How to apply ORDER BY and LIMIT in combination with an aggregate function?
I am applying
order by p.name desc
in two places ... Is there a way to avoid that?
Yes. Aggregate with an ARRAY constructor in the lateral subquery directly:
SELECT c.identifier, p.persons
FROM class c
CROSS JOIN LATERAL (
SELECT ARRAY (
SELECT identifier
FROM person
WHERE class_identifier = c.identifier
ORDER BY name DESC
LIMIT 2
) AS persons
) p
ORDER BY c.identifier;
You also don't need GROUP BY
in the outer SELECT
this way. Shorter, cleaner, faster.
I replaced the LEFT JOIN
with a plain CROSS JOIN
since the ARRAY constructor always returns exactly 1 row. (Like you pointed out in a comment.)
db<>fiddle here.
Related:
- Preserve order of array elements after join
Order of rows in subqueries
To address your comment:
I learned that order of rows in a subquery is never guaranteed to be preserved in the outer query.
Well, no. While the SQL standard does not offer any guarantees, there are limited guarantees in Postgres. The manual:
This ordering is unspecified by default, but can be controlled by writing an
ORDER BY
clause within the aggregate call, as shown in Section 4.2.7. Alternatively, supplying the input values from a sorted subquery will usually work. For example:SELECT xmlagg(x) FROM (SELECT x FROM test ORDER BY y DESC) AS tab;
Beware that this approach can fail if the outer query level contains additional processing, such as a join, because that might cause the subquery's output to be reordered before the aggregate is computed.
If all you do in the next level is to aggregate rows, the order is positively guaranteed. Any yes, what we feed to the ARRAY constructor is a subquery, too. That's not the point. It would work with array_agg()
as well:
SELECT c.identifier, p.persons
FROM class c
CROSS JOIN LATERAL (
SELECT array_agg(identifier) AS persons
FROM (
SELECT identifier
FROM person
WHERE class_identifier = c.identifier
ORDER BY name DESC
LIMIT 2
) sub
) p
ORDER BY c.identifier;
But I expect the ARRAY constructor to be faster for the case.
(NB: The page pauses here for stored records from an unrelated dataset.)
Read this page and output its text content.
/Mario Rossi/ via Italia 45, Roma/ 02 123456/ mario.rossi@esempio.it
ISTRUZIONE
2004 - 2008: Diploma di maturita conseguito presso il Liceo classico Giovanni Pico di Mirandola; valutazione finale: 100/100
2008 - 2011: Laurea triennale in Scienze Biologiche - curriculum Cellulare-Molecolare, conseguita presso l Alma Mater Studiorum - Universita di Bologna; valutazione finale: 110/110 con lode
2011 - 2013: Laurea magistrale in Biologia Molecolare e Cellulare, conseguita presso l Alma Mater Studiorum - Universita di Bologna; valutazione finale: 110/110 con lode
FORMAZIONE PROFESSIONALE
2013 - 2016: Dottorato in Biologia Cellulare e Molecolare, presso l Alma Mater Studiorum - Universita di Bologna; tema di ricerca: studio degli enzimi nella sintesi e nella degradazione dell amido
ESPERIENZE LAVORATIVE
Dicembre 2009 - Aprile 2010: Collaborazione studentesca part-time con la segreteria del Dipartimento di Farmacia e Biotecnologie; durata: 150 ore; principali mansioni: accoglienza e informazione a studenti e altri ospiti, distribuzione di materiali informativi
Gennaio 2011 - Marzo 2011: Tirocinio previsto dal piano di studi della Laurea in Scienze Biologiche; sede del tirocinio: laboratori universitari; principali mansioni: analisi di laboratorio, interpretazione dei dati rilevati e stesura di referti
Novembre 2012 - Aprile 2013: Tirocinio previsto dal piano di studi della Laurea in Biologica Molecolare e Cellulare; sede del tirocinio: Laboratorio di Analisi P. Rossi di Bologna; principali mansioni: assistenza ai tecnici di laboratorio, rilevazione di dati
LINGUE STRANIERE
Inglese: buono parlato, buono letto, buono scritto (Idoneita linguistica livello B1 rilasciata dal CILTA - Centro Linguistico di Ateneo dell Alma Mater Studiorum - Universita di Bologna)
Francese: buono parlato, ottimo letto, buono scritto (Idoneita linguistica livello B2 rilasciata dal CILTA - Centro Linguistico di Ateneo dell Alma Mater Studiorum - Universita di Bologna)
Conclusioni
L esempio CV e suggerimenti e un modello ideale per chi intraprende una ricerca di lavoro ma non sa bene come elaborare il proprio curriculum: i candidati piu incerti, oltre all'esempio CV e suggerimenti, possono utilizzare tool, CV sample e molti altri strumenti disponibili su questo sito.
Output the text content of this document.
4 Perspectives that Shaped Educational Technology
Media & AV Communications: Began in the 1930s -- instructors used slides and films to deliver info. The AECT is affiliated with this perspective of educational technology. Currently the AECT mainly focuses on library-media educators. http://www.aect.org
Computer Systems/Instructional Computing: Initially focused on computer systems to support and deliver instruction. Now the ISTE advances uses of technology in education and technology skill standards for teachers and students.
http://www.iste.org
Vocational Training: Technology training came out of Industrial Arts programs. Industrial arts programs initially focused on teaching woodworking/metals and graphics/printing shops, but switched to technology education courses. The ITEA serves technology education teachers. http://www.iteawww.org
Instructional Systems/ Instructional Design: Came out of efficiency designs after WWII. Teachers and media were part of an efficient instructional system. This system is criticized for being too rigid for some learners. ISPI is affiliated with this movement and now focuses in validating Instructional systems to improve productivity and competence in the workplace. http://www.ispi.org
See:
- Why is array_agg() slower than the non-aggregate ARRAY() constructor?
- convert right side of join of many to many into array
Here's an alternative, but it is not any better than what you already have:
with enumeration (class_identifier, identifier, name, n) as (
select p.class_identifier, p.identifier, p.name
, row_number() over (partition by p.class_identifier
order by p.name desc)
from person as p
)
select c.identifier, array_agg(e.identifier order by e.n) as persons
from class as c
left join enumeration e
on c.identifier = e.class_identifier
where e.n <= 2
group by c.identifier
order by c.identifier;